MARSHAL: May it please the Court, I desire to announce that the Defendants Kaltenbrunner, Seyss-Inquart, and Streicher will be absent from this afternoon’s session on account of illness.
THE PRESIDENT: The question which was raised this morning about certain documents has been investigated, and the Tribunal understands that the documents were placed in the Defense Counsel’s Information Center yesterday; but it may be that the misunderstanding arose owing to those documents not having been in any way indexed, and it would, I think, be very helpful to the Defense Counsel if Prosecuting Counsel could, with the documents, deposit also some sort of index which would enable the Defense Counsel to find the documents.
M. FAURE: It is understood that we shall present a table of contents of the documents.
THE PRESIDENT: I think if you could, yes.
M. FAURE: Your Honors, I was speaking this morning of the incident which occurred at the Strasbourg faculty in Clermont-Ferrand, on 25 November 1943. I pointed out to the Tribunal that I shall produce to this effect a document. This document has not been classified in the document book, and I shall ask the Tribunal to accept it as an annex number or as the last document of this book, if that is agreeable.
This is a report of M. Hoeppfner, Dean of the Faculty of Letters, established on 8 January 1946, and transmitted from Lorraine to the French Prosecution.
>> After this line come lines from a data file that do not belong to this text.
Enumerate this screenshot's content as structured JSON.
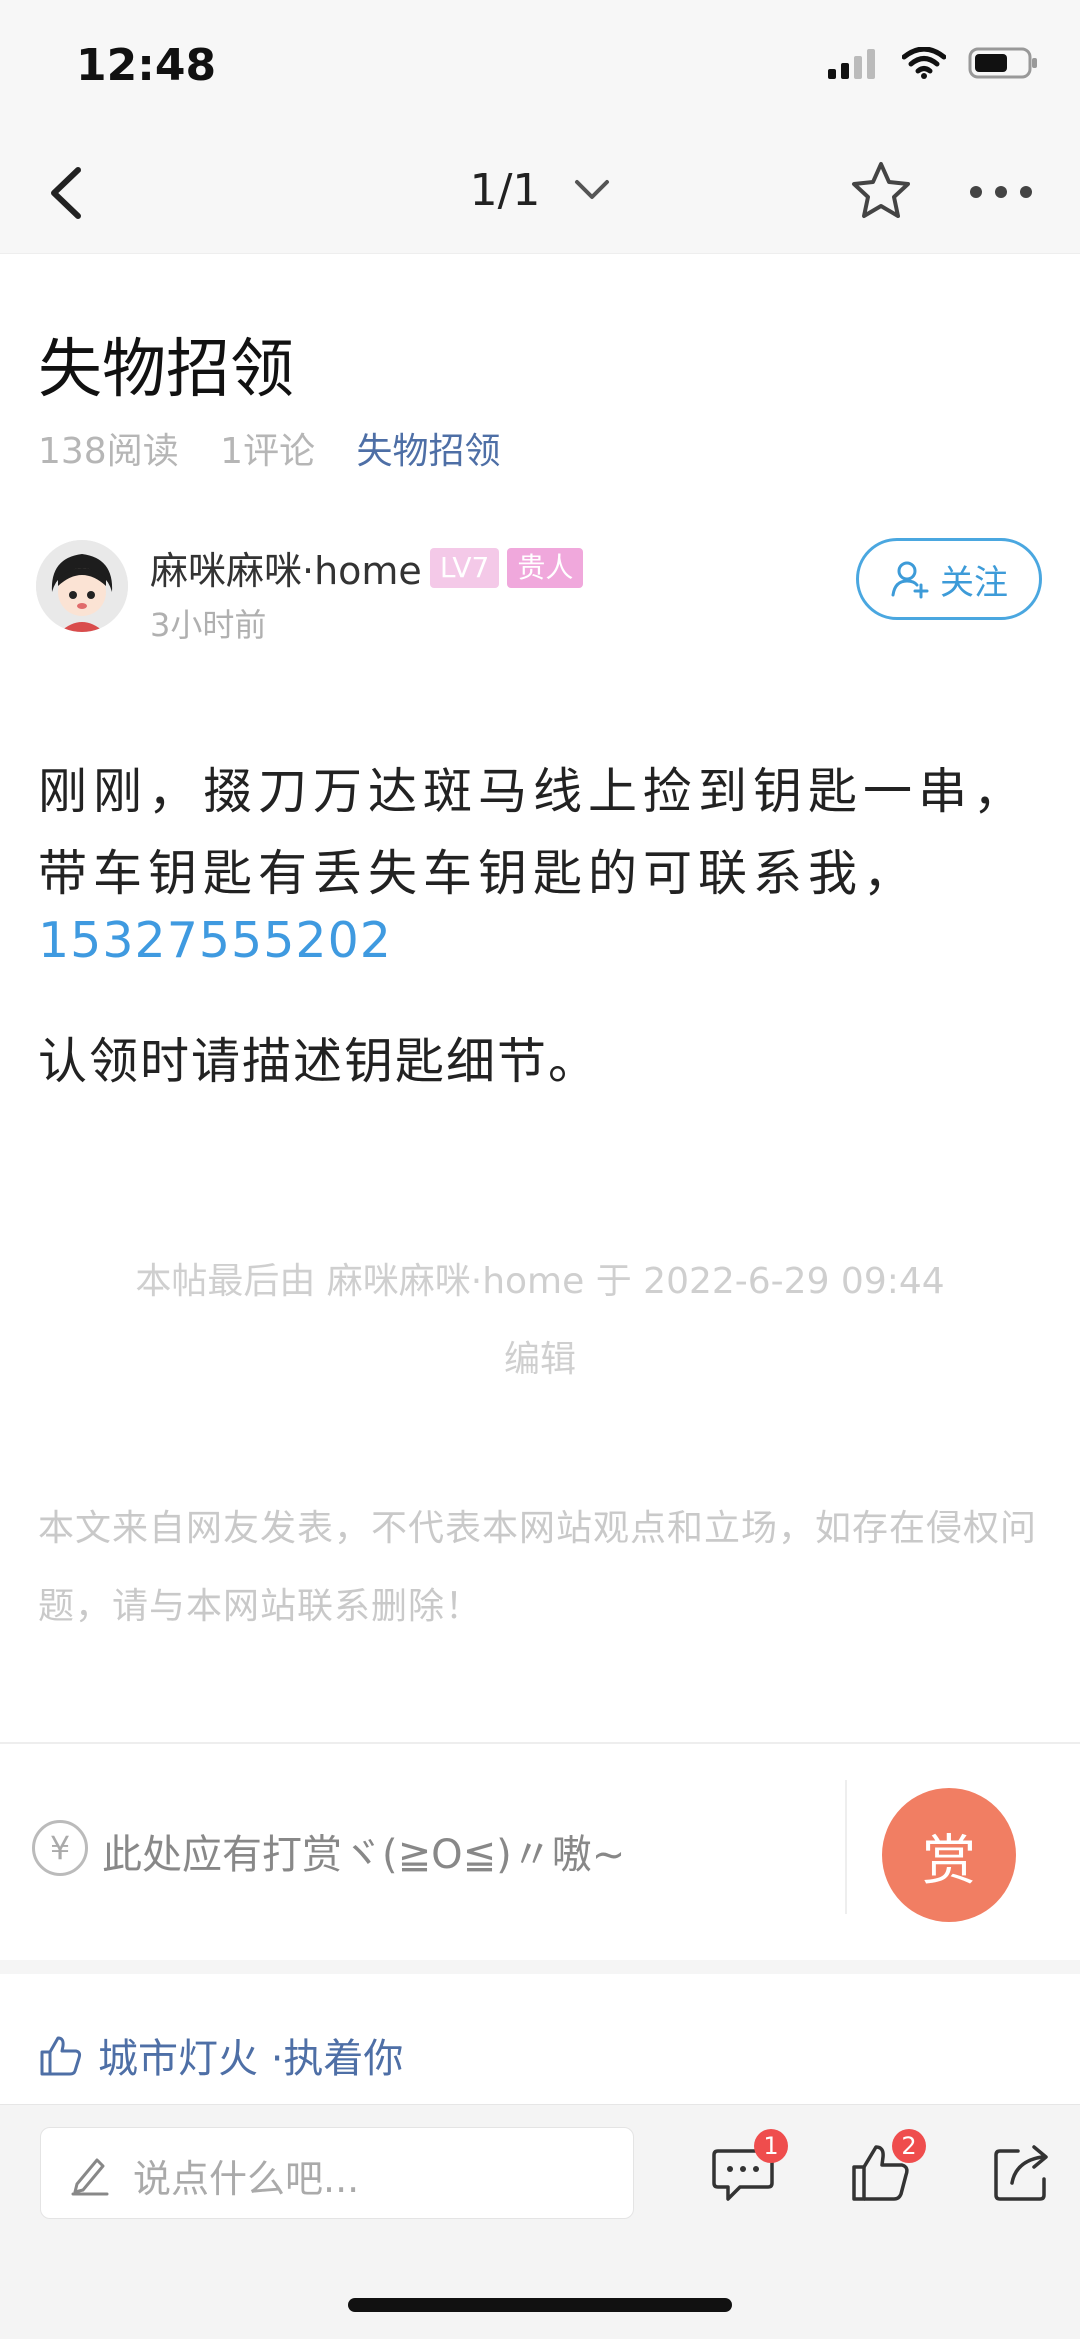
{
  "status": {
    "time": "12:48"
  },
  "nav": {
    "pager": "1/1"
  },
  "post": {
    "title": "失物招领",
    "reads": "138阅读",
    "comments": "1评论",
    "category": "失物招领"
  },
  "author": {
    "name": "麻咪麻咪·home",
    "level_badge": "LV7",
    "rank_badge": "贵人",
    "time": "3小时前",
    "follow_label": "关注"
  },
  "content": {
    "line1": "刚刚，掇刀万达斑马线上捡到钥匙一串，",
    "line2": "带车钥匙有丢失车钥匙的可联系我，",
    "phone": "15327555202",
    "line3": "认领时请描述钥匙细节。"
  },
  "edit_note": {
    "line1": "本帖最后由 麻咪麻咪·home 于 2022-6-29 09:44",
    "line2": "编辑"
  },
  "disclaimer": "本文来自网友发表，不代表本网站观点和立场，如存在侵权问题，请与本网站联系删除！",
  "reward": {
    "prompt": "此处应有打赏ヾ(≧O≦)〃嗷~",
    "button": "赏",
    "currency_symbol": "¥"
  },
  "likes": {
    "names": "城市灯火 ·执着你"
  },
  "bottom": {
    "comment_placeholder": "说点什么吧...",
    "comment_count": "1",
    "like_count": "2"
  },
  "colors": {
    "accent_blue": "#3f9ae0",
    "link_blue": "#4e6fa6",
    "reward_orange": "#f17e63",
    "badge_red": "#ef4d4d"
  }
}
I should like simply to read to the Tribunal, in order not to take up too much of its time, the two passages which constitute the texts which were submitted to it as an appendix.
THE PRESIDENT: Have you got the original document here?
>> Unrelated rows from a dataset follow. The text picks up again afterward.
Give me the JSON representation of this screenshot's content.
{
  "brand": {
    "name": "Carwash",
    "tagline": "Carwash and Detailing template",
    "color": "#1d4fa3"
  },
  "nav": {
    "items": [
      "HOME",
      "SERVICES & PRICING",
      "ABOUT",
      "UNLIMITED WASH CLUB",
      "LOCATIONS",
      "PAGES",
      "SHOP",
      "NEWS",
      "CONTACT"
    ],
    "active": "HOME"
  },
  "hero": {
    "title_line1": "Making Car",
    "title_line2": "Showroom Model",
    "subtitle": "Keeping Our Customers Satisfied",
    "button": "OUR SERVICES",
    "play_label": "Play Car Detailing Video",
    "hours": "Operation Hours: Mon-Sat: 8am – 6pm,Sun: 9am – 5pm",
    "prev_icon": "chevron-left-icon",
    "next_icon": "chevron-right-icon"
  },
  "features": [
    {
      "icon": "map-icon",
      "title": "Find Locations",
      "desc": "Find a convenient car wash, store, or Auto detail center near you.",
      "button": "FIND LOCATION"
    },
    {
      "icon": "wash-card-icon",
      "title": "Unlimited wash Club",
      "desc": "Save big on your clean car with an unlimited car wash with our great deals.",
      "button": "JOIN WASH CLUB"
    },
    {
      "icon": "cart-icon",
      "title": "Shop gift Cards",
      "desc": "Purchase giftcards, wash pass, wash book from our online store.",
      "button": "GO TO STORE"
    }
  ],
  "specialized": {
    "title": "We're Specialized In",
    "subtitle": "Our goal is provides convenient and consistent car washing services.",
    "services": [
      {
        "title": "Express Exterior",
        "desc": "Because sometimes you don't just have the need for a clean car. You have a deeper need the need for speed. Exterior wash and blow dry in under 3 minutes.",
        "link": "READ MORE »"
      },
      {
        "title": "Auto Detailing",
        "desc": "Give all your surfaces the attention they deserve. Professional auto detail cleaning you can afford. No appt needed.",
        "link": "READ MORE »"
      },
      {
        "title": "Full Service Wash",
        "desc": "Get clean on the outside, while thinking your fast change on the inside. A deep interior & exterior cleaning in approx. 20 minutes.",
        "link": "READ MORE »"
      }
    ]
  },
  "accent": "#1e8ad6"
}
M. FAURE: Yes, Your Honor.
“It is the 25th of November 1943, a Thursday. The 10 o’clock class is drawing to an end. As I come out of the room, a student posted at a window in the hall signals me to approach and shows me in the inner court in front of the Department of Physics a Wehrmacht soldier with helmet, boots, a submachine gun in his arm, mounting guard. ‘Let us try to flee.’ Too late. At the same moment, wild cries arise from all directions—the corridors, the stairways are filled with the sound of heavy boots, the clanking of weapons, fierce cries, a frantic shuffling. A soldier rushes down the hall shouting, ‘Everybody in the courtyard—tell the others.’ Naturally, everyone understood.”